Treatment for Ulcerative Colitis
The goals of treatment are to:
- Control the acute attacks
- Prevent repeated attacks
- Help the colon heal
Hospitalization is often required for severe attacks. Your doctor may prescribe corticosteroids to reduce inflammation. You may be given nutrients through an intravenous (IV) line (through a vein).
DIET AND NUTRITION for Ulcerative Colitis
Certain types of foods may worsen diarrhea and gas symptoms, especially during times of active disease. Diet suggestions:
- Eat small amounts of food throughout the day.
- Drink lots of water (frequent consumption of small amounts throughout the day).
- Avoid high-fiber foods (bran, beans, nuts, seeds, and popcorn).
- Avoid fatty greasy or fried foods and sauces (butter, margarine, and heavy cream).
- Limit milk products if you are lactose intolerant. Dairy products are a good source of protein and calcium.
- Avoid or limit alcohol and caffeine.
MEDICATIONS for Ulcerative Colitis
Medications that may be used to decrease the number of attacks include:
- 5-aminosalicylates such as mesalamine or sulfazine
- Immunomodulators such as azathioprine and 6-mercaptopurine
- Corticosteroids (prednisone and methylprednisolone) taken by mouth during a flare-up or as a rectal suppository, foam, or enema
- Infliximab (Remicade) to treat patients who do not respond to other medications
SURGERY for Ulcerative Colitis
Surgery to remove the colon will cure ulcerative colitis and removes the threat of colon cancer. Surgery is usually for patients who have:
- Colitis that does not respond to complete medical therapy
- Changes in the lining of their colon that are felt to be precancerous
- Serious complications such as rupture (perforation) of the colon, severe bleeding (hemorrhage), or toxic megacolon
Most of the time, the entire colon, including the rectum, is removed. Afterwards, patients may need an ileostomy (a surgical opening in the abdominal wall), or a procedure that connects the small intestine to the anus to help the patient gain more normal bowel function.
See also:
- Total proctocolectomy with ileostomy
- Total proctocolectomy and ileal - anal pouch
Support Groups for Ulcerative Colitis
Social support can often help with the stress of dealing with illness, and support group members may also have useful tips for finding the best treatment and coping with the condition.
For more information, visit the Crohn's and Colitis Foundation of America (CCFA) web site at www.ccfa.org.
Outlook / Prognosis for Ulcerative Colitis
About half of patients with ulcerative colitis have mild symptoms. Patients with more severe ulcerative colitis tend to respond less well to medications.
Permanent and complete control of symptoms with medications is unusual. Cure is only possible through complete removal of the large intestine.
The risk of colon cancer increases in each decade after ulcerative colitis is diagnosed.
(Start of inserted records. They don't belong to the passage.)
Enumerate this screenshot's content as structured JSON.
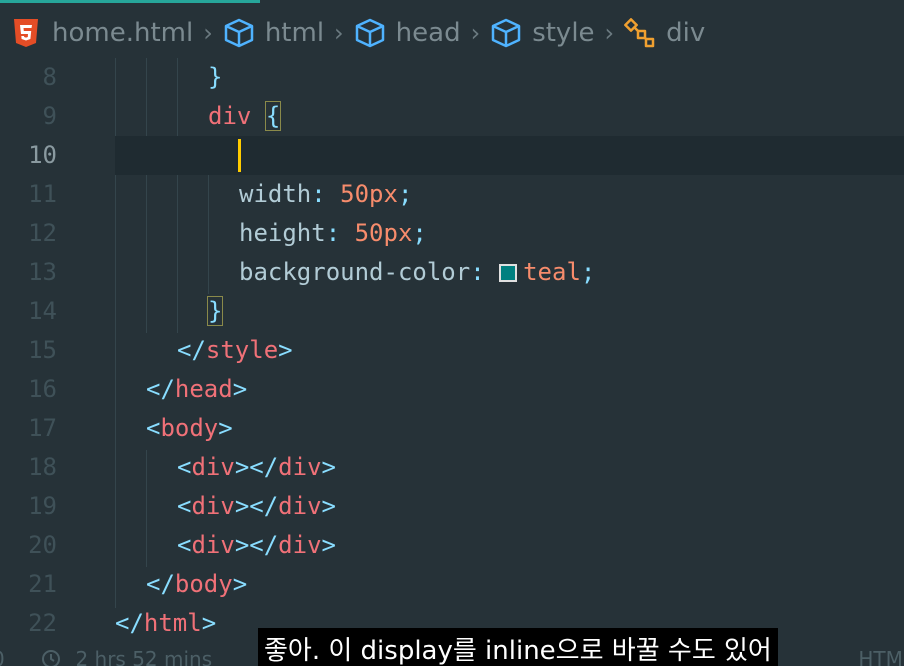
{
  "breadcrumb": {
    "file": "home.html",
    "items": [
      "html",
      "head",
      "style",
      "div"
    ],
    "separator": "›"
  },
  "editor": {
    "current_line": "10",
    "lines": [
      {
        "n": "8"
      },
      {
        "n": "9"
      },
      {
        "n": "10"
      },
      {
        "n": "11"
      },
      {
        "n": "12"
      },
      {
        "n": "13"
      },
      {
        "n": "14"
      },
      {
        "n": "15"
      },
      {
        "n": "16"
      },
      {
        "n": "17"
      },
      {
        "n": "18"
      },
      {
        "n": "19"
      },
      {
        "n": "20"
      },
      {
        "n": "21"
      },
      {
        "n": "22"
      }
    ],
    "tokens": {
      "close_brace": "}",
      "div_selector": "div",
      "open_brace": "{",
      "width_prop": "width",
      "width_val": "50px",
      "height_prop": "height",
      "height_val": "50px",
      "bg_prop": "background-color",
      "bg_val": "teal",
      "colon": ":",
      "semicolon": ";",
      "style_close": "style",
      "head_close": "head",
      "body_open": "body",
      "div_tag": "div",
      "body_close": "body",
      "html_close": "html"
    }
  },
  "status": {
    "left": "0",
    "time": "2 hrs 52 mins",
    "right": "HTML"
  },
  "subtitle": "좋아. 이 display를 inline으로 바꿀 수도 있어",
  "colors": {
    "background": "#263238",
    "accent": "#26a69a",
    "tag": "#f07178",
    "punctuation": "#89ddff",
    "number": "#f78c6c",
    "swatch": "#008080",
    "cursor": "#ffcc00"
  }
}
Possible Complications of Ulcerative Colitis
- Ankylosing spondylitis
- Blood clots
- Colorectal cancer
- Colon narrowing
- Complications of corticosteroid therapy
- Impaired growth and sexual development in children
- Inflammation of the joints (arthritis)
- Lesions in the eye
- Liver disease
- Massive bleeding in the colon
- Mouth ulcers
- Pyoderma gangrenosum (skin ulcer)
- Tears or holes (perforation) in the colon
When to Contact a Medical Professional
Call your health care provider if you develop persistent abdominal pain, new or increased bleeding, persistent fever, or other symptoms of ulcerative colitis.
Call your health care provider if you have ulcerative colitis and your symptoms worsen or do not improve with treatment, or if new symptoms develop.
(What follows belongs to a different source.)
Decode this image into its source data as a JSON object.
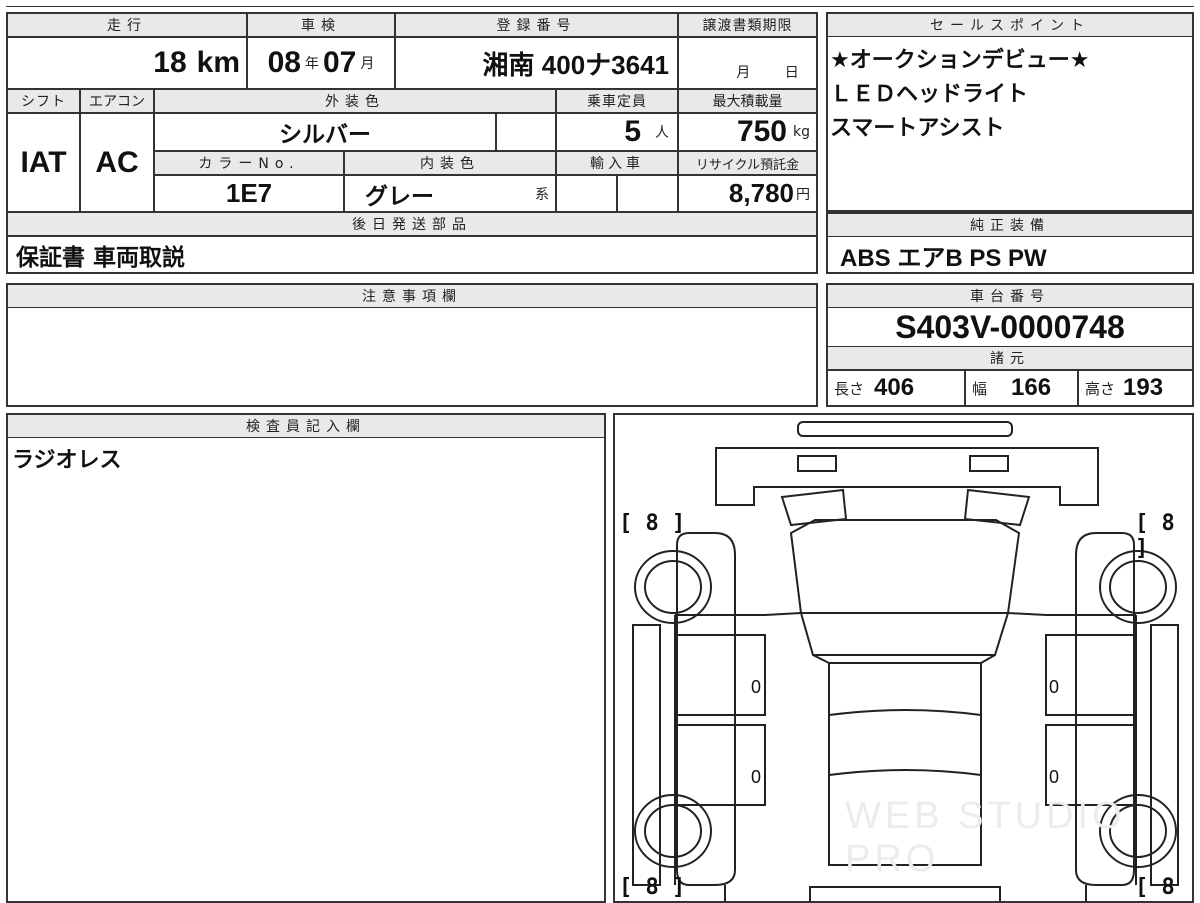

Prevention of Ulcerative Colitis
Because the cause is unknown, prevention is also unknown.
Nonsteroidal anti-inflammatory drugs (NSAIDs) may make symptoms worse.
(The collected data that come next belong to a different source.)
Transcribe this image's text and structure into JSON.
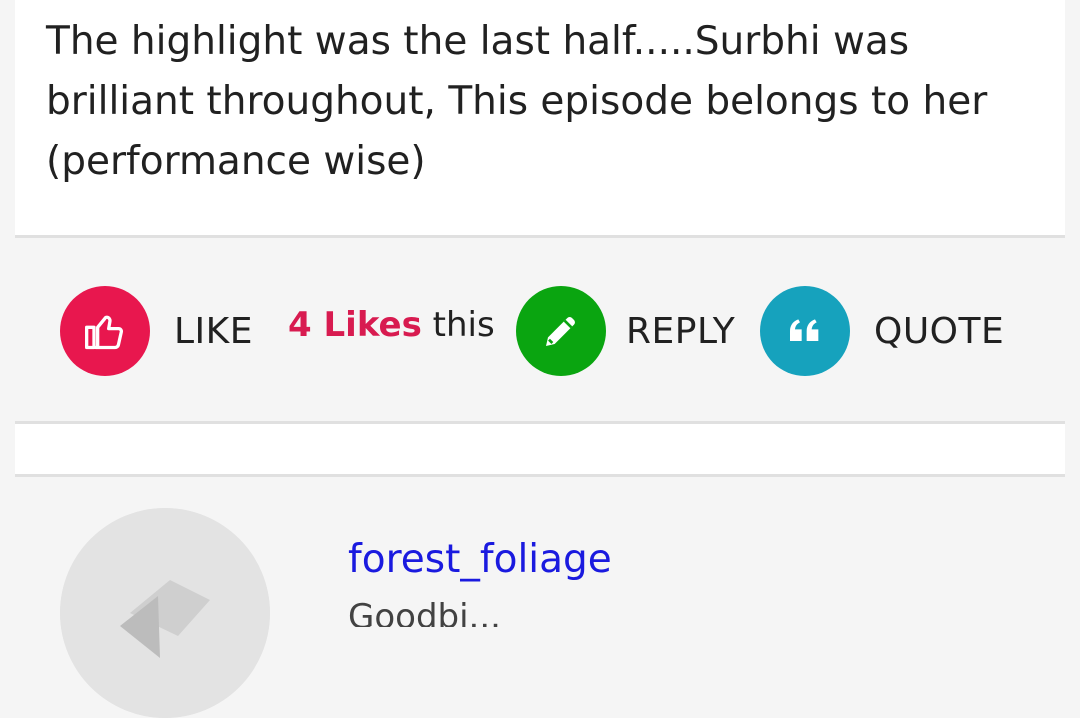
{
  "post": {
    "text": "The highlight was the last half.....Surbhi was brilliant throughout, This episode belongs to her (performance wise)"
  },
  "actions": {
    "like_label": "LIKE",
    "likes_count": "4 Likes",
    "likes_suffix": "this",
    "reply_label": "REPLY",
    "quote_label": "QUOTE"
  },
  "colors": {
    "like": "#e8174e",
    "reply": "#0aa510",
    "quote": "#16a2bd",
    "username": "#1a1adf",
    "likes_count": "#d81b50"
  },
  "next_post": {
    "username": "forest_foliage",
    "subline": "Goodbi..."
  },
  "icons": {
    "like": "thumbs-up-icon",
    "reply": "pencil-icon",
    "quote": "quote-icon",
    "avatar": "avatar-placeholder-icon"
  }
}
Due to the risk of colon cancer associated with ulcerative colitis, screening with colonoscopy is recommended.
The American Cancer Society recommends having your first screening:
- 8 years after you are diagnosed with severe disease, or when most of, or the entire, large intestine is involved
- 12 - 15 years after diagnosis when only the left side of the large intestine is involved
Have follow-up examinations every 1 - 2 years.